Notice and Consent Banner Elements
- The banner expressly covers monitoring of data and communications in transit rather than just accessing data at rest.
- Example: “You consent to the unrestricted monitoring, interception, recording, and searching of all communications and data transiting, traveling to or from, or stored on this system.”
- The banner provides that information in transit or stored on the system may be disclosed to any entity, including to government entities.
- Example: “You consent, without restriction, to all communications and data transiting, traveling to or from, or stored on this system being disclosed to any entity, including to government entities.”
- The banner states that monitoring will be for any purpose.
- Example: “…at any time and for any purpose.”
- The banner states that monitoring may be done by the entity or any person or entity authorized by the entity.
- Example: “…monitoring or disclosure to any entity authorized by [ENTITY].”
- The banner explains to users that they have “no reasonable expectation of privacy” regarding communications or data in transit or stored on the system.
- Example: “You are acknowledging that you have no reasonable expectation of privacy regarding your use of this system.”
- The banner clarifies that the given consent covers personal use of the system (such as personal emails or websites, or use on breaks or after hours) as well as official or work-related use.
- Example: “…including work-related use and personal use without exception….”
- The banner is definitive about the fact of monitoring, rather than being conditional or speculative.
- Example: “…will be monitored…”
- The banner expressly obtains consent from the user and does not merely provide notification.
- Note: click-through banners can be best because they force the user to interact with the language.
- Note: supporting processes should generally also preserve/provide evidence of the user’s agreement to the terms.
- Example: “By using this system, you are acknowledging and consenting to…”
- Example: “By clicking [ACCEPT] below…you consent to…”
- Nothing in the remainder of the banner or associated policies, agreements, training, etc., is inconsistent with, or otherwise undercuts, the elements of the banner.

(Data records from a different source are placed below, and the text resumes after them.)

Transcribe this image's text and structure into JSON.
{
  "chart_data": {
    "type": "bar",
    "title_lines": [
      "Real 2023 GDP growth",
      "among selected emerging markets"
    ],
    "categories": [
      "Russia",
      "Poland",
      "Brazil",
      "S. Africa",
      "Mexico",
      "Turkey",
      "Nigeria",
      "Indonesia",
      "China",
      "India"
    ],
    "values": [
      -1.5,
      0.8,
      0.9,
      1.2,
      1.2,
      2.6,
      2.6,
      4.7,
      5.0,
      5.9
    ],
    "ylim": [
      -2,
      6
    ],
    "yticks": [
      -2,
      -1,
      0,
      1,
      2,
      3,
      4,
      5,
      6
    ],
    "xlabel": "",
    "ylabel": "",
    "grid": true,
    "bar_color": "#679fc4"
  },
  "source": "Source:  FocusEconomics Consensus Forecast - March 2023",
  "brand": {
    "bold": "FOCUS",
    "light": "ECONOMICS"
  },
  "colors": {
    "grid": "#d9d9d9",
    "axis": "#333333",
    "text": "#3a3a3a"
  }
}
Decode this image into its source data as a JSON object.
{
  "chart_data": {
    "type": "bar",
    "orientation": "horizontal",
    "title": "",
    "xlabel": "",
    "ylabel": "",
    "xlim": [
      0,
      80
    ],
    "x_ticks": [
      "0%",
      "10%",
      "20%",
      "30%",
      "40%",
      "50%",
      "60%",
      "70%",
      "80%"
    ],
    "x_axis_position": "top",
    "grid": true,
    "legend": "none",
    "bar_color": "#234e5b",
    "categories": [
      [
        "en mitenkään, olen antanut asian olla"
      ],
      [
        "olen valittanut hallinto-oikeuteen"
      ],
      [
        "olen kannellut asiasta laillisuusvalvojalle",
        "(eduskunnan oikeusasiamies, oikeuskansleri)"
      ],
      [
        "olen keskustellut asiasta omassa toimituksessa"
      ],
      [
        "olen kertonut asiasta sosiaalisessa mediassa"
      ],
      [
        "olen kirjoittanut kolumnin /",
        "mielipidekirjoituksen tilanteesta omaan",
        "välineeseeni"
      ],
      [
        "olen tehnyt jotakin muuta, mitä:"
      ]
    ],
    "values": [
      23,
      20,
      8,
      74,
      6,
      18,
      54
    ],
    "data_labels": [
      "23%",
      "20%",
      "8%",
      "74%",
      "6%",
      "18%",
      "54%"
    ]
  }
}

By clicking [ACCEPT] below you acknowledge and consent to the following:
All communications and data transiting, traveling to or from, or stored on this system will be monitored. You consent to the unrestricted monitoring, interception, recording, and searching of all communications and data transiting, traveling to or from, or stored on this system at any time and for any purpose by [the ENTITY] and by any person or entity, including government entities, authorized by [the ENTITY]. You also consent to the unrestricted disclosure of all communications and data transiting, traveling to or from, or stored on this system at any time and for any purpose to any person or entity, including government entities, authorized by [the ENTITY]. You are acknowledging that you have no reasonable expectation of privacy regarding your use of this system. These acknowledgments and consents cover all use of the system, including work-related use and personal use without exception.
Note: due to variances among enterprise networks and associated election infrastructure, organizations should not consider these best practices a prescriptive solution for all cybersecurity risks.